Parola del Signore online/ Partito un anno fa, News.va è già in testa in tutto il mondo tra i siti cattolici
Partito un anno fa, News.va è già in testa in tutto il mondo tra i siti cattolici. "La parte del leone con il 27 per cento dei contatti la fanno gli Stati Uniti", ha detto oggi il presidente del Pontificio Consiglio per le Comunicazioni Sociali, monsignor Claudio Maria Celli, sottolineando che sono in tutto "180 i paesi da cui ci si connette al nuovo sito di informazioni sul Papa, la Santa Sede e in generale sull'attivita' della Chiesa Cattolica, e che il 65 per cento degli utenti arriva a News.va servendosi di Facebook e il 30 con Twitter".
A proposito di quest'ultimo social network, gettonatissimo anche da uomini della Curia Romana, come il presidente del Pontificio Consiglio per le Comunicazioni Sociali, cardinale Gianfranco Ravasi, che ha ben 8964 "follower", il capo del dicastero per le comunicazioni, che può contare invece su 2325 affezionati, ha sottolineato che proprio a Twitter si riferisce il Papa tedesco quando, nel Messaggio per la Giornata delle Comunicazioni Sociali reso noto oggi, scrive che "nella essenzialità di brevi messaggi, spesso non più lunghi di un versetto biblico, si possono esprimere pensieri profondi se ciascuno non trascura di coltivare la propria interiorità".

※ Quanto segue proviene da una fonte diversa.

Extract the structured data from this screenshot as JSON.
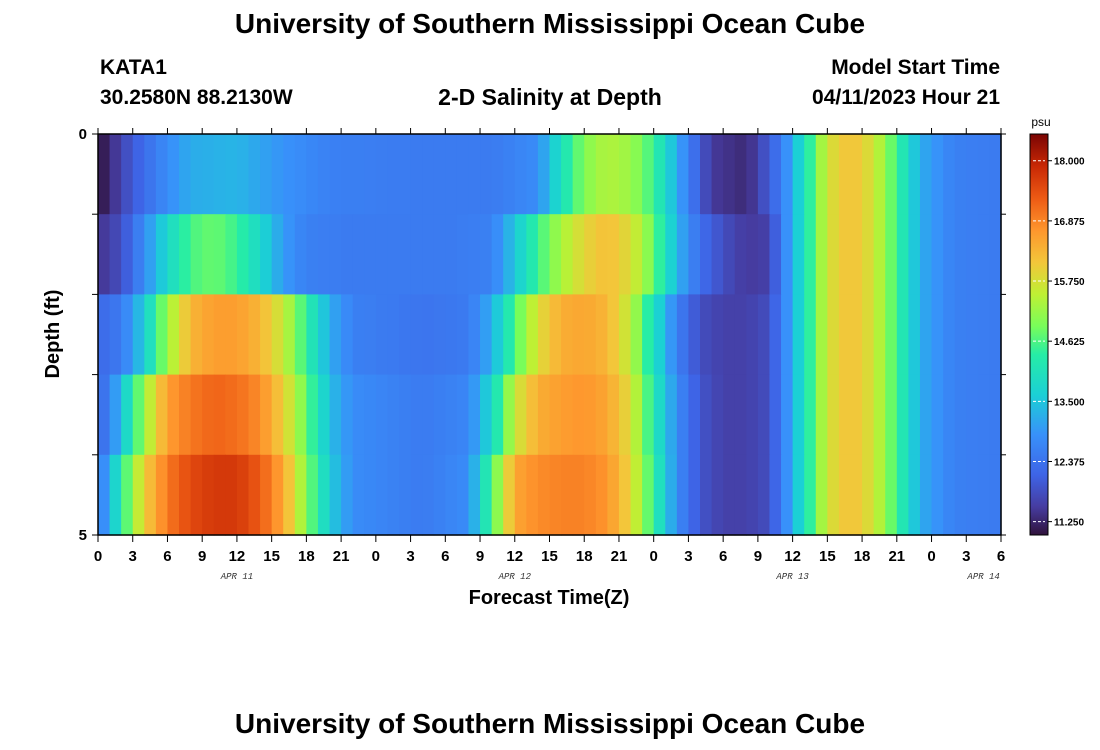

Nella conferenza stampa di presentazione del testo, l'arcivescovo Celli ha poi espresso riserve sulle trasmissioni religiose: "In tv - ha detto - c'è bisogno di artisti veri, non di paccottiglia: anche tante trasmissioni cosiddette religiose sono paccottiglia artistica. E penso anche a certi film".
"Ho trovato più approfondite - ha confidato Celli ai giornalisti - certe problematiche religiose in registi che venivano considerati quasi atei, che in programmi cosiddetti di fede". E il portavoce della Santa Sede, padre Federico Lombardi, ha aggiunto che, nei programmi televisivi in generale, e in particolare nei talk show, "manca proprio l'ascolto dell'altro, perché di solito si cerca di sopraffare l'altro non consentendogli di esprimere il suo pensiero e comunque non ascoltandolo".